A solução definitiva seria a instalação de draga permanente no molhe do porto. As areias barradas seriam redirecionadas por recalque hidráulico para oeste e transportadas pelas correntes litorâneas, regenerando as praias de maneira natural - inclusive as de Caucaia -, eliminando ainda as necessidades de dragagens contínuas no porto. Pontualmente mais cara, essa solução a médio prazo seria mais barata, pois eliminaria aterros, espigões e dragagens eventuais. Por que tal proposta, dos anos 1950, não foi ainda implantada? Provavelmente porque não tem apelo político nem movimenta empreiteiras, que por sua vez movimentam a elite política local. E essa elite, percebemos, não olha para carências mais urgentes na capital.

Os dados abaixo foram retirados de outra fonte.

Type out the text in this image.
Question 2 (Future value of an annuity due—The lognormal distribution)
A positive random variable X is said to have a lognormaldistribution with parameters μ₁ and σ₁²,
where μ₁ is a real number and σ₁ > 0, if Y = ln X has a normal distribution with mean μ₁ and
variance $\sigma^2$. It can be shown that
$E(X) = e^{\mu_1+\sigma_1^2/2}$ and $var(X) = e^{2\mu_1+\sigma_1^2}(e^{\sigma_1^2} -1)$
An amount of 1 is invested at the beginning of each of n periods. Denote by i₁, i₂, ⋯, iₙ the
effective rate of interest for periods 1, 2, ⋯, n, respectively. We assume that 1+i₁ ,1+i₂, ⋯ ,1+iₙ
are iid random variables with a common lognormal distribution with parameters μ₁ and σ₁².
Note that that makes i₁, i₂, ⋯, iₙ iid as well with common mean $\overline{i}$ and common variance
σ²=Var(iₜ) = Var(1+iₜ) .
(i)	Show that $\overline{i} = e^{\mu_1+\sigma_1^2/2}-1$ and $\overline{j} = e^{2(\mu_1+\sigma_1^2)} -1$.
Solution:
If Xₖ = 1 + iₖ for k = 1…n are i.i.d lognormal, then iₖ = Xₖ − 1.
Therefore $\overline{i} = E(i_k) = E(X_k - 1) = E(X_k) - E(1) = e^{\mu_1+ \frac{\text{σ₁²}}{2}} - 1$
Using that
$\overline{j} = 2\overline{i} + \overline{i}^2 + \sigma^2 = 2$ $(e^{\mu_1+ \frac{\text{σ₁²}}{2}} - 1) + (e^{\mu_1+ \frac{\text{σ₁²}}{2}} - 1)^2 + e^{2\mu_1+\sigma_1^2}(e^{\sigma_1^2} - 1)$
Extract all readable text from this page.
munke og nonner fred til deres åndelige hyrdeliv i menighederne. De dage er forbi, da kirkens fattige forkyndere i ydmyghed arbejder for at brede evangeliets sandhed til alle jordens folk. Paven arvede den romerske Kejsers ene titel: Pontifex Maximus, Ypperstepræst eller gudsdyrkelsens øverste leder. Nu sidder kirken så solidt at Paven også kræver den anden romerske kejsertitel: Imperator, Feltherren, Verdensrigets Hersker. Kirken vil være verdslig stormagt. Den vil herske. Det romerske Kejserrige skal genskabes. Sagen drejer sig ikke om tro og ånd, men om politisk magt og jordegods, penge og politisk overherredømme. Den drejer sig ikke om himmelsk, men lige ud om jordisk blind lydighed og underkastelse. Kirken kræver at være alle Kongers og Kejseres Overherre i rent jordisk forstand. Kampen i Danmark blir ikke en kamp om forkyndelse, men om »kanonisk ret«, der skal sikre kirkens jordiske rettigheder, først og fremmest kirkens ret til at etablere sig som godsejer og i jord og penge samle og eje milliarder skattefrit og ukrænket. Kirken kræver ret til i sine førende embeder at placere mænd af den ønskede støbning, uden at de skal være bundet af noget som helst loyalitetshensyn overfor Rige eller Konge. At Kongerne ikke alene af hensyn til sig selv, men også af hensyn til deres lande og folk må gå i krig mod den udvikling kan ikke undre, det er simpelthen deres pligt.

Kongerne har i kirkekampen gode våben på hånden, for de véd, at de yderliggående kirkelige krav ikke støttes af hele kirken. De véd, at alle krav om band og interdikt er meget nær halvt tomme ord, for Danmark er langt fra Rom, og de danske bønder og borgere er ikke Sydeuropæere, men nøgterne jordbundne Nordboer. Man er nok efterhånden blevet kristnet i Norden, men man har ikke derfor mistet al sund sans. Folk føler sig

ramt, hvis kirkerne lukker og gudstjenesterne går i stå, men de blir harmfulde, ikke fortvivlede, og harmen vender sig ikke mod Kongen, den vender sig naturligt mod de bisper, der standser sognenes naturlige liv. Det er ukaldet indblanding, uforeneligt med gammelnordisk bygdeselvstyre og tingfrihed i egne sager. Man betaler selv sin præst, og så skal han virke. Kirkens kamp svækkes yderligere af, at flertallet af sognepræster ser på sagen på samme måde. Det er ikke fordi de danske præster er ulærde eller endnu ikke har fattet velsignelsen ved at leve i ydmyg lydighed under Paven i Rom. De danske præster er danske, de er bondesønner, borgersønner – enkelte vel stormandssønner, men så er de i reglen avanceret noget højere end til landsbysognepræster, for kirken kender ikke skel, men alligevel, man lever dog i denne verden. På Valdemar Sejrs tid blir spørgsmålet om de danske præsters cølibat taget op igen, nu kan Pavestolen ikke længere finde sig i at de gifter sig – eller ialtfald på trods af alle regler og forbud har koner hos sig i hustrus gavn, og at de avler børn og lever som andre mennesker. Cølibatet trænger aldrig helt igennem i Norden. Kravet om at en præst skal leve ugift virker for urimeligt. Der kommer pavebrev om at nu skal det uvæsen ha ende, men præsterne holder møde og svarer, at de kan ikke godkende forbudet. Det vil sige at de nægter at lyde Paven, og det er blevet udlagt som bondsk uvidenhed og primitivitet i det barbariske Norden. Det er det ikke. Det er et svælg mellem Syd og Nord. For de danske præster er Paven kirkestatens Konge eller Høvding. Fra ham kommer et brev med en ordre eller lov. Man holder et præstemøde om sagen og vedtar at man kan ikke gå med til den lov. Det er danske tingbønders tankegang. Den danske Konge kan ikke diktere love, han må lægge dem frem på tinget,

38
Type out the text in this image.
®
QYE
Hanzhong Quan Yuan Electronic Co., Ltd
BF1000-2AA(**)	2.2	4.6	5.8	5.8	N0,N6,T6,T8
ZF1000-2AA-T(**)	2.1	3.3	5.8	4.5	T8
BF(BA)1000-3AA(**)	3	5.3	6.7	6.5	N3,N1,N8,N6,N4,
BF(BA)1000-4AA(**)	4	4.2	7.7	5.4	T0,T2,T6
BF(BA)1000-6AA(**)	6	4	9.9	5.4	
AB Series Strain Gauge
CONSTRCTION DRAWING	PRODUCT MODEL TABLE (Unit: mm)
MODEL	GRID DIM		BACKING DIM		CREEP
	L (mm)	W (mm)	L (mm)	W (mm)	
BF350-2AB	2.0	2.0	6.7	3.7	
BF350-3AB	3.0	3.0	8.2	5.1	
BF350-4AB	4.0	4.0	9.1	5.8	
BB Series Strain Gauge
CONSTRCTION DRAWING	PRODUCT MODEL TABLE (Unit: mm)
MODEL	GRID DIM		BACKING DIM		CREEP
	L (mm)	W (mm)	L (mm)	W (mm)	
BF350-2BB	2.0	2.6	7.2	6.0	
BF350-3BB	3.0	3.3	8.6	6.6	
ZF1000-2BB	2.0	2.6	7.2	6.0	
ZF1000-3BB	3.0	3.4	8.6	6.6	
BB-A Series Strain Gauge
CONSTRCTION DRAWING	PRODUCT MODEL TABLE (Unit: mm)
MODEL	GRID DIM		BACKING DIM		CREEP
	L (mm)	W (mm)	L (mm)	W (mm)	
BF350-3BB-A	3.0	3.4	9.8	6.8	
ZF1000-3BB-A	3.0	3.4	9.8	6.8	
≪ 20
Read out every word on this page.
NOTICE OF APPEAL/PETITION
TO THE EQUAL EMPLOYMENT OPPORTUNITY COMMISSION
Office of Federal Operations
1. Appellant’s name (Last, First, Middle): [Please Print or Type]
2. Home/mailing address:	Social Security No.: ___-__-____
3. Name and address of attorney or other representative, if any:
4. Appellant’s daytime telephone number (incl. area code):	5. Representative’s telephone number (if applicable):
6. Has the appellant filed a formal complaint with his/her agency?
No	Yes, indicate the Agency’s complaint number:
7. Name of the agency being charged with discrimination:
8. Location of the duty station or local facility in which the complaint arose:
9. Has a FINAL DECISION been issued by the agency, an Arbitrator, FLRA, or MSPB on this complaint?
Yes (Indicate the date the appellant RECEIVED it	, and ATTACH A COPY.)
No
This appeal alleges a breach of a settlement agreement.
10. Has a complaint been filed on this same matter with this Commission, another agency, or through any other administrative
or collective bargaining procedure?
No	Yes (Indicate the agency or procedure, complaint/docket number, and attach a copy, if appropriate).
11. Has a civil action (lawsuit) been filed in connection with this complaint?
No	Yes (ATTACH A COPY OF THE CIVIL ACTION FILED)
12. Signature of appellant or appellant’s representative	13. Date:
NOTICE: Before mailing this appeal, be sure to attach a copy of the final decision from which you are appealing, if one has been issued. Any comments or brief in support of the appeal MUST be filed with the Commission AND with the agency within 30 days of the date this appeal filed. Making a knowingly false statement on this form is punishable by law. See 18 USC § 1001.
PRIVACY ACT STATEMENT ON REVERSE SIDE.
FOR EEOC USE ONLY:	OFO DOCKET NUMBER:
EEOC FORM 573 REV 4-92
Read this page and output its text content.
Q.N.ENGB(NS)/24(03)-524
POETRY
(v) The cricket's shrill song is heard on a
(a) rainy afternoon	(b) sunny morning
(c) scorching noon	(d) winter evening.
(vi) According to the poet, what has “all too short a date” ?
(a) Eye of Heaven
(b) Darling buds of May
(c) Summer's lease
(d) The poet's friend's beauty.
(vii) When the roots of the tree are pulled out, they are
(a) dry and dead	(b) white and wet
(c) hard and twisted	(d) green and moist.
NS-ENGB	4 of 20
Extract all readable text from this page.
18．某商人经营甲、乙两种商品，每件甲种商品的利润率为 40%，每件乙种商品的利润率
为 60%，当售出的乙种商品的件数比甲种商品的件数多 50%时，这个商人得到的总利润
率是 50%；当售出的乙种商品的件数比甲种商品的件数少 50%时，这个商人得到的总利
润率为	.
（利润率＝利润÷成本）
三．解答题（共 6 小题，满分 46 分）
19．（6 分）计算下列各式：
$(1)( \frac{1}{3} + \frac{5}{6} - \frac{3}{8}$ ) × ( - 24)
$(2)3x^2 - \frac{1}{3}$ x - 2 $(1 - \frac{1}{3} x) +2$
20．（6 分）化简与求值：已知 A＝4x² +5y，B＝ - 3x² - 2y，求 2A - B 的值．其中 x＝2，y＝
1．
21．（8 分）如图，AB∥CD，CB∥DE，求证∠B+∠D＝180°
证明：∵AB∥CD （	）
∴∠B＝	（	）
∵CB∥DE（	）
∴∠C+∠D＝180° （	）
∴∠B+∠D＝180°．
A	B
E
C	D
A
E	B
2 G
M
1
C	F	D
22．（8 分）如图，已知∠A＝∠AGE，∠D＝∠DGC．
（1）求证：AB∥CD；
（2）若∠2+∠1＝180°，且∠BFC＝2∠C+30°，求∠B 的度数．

Circula há alguns anos em Fortaleza a informação equivocada de que "o Aterro da Praia de Iracema, construído no ano 2000, provocou erosão costeira na Praia do Icaraí". Notícia falsa, que, repetida, parece ser verdadeira. Preocupado com tal fato, o Ministério Público Federal solicitou-nos a elaboração de um parecer técnico analisando o impacto da construção do atual aterro da Beira Mar de Fortaleza sobre o litoral de Caucaia.
O Laboratório de Gestão Integrada da Zona Costeira (Lagizc), da Uece, elaborou esse parecer técnico ambiental que está disponível ao público na página da Uece.
O parecer tem base em dados concretos, desde a construção do primeiro ancoradouro em Fortaleza, em 1806, e nas dezenas de trabalhos acadêmicos, e comprova cientificamente que o aterro da Beira Mar não causará erosão ao litoral de Caucaia, ao contrário, poderá ser benéfico, pois recompõe a praia e alimenta o sistema com sedimentos.
Muitas são as razões para essa conclusão, entre as quais duas merecem destaque: a primeira é que o aterro será construído na "zona de sombra das ondas" protegida pelo molhe do porto do Mucuripe, área em que o transporte de sedimentos é desprezível, sem haver bloqueio das areias que poderiam ser transportadas para o litoral de Caucaia. A segunda razão é que a Praia do Icaraí já havia sido erodida em mais de 200 metros entre 1968 e 1996, quatro anos antes da construção do aterro da Praia de Iracema.
Aos que têm interesse técnico em conhecer as causas da erosão ao longo do litoral de Fortaleza a Caucaia, recomendamos a leitura completa do parecer.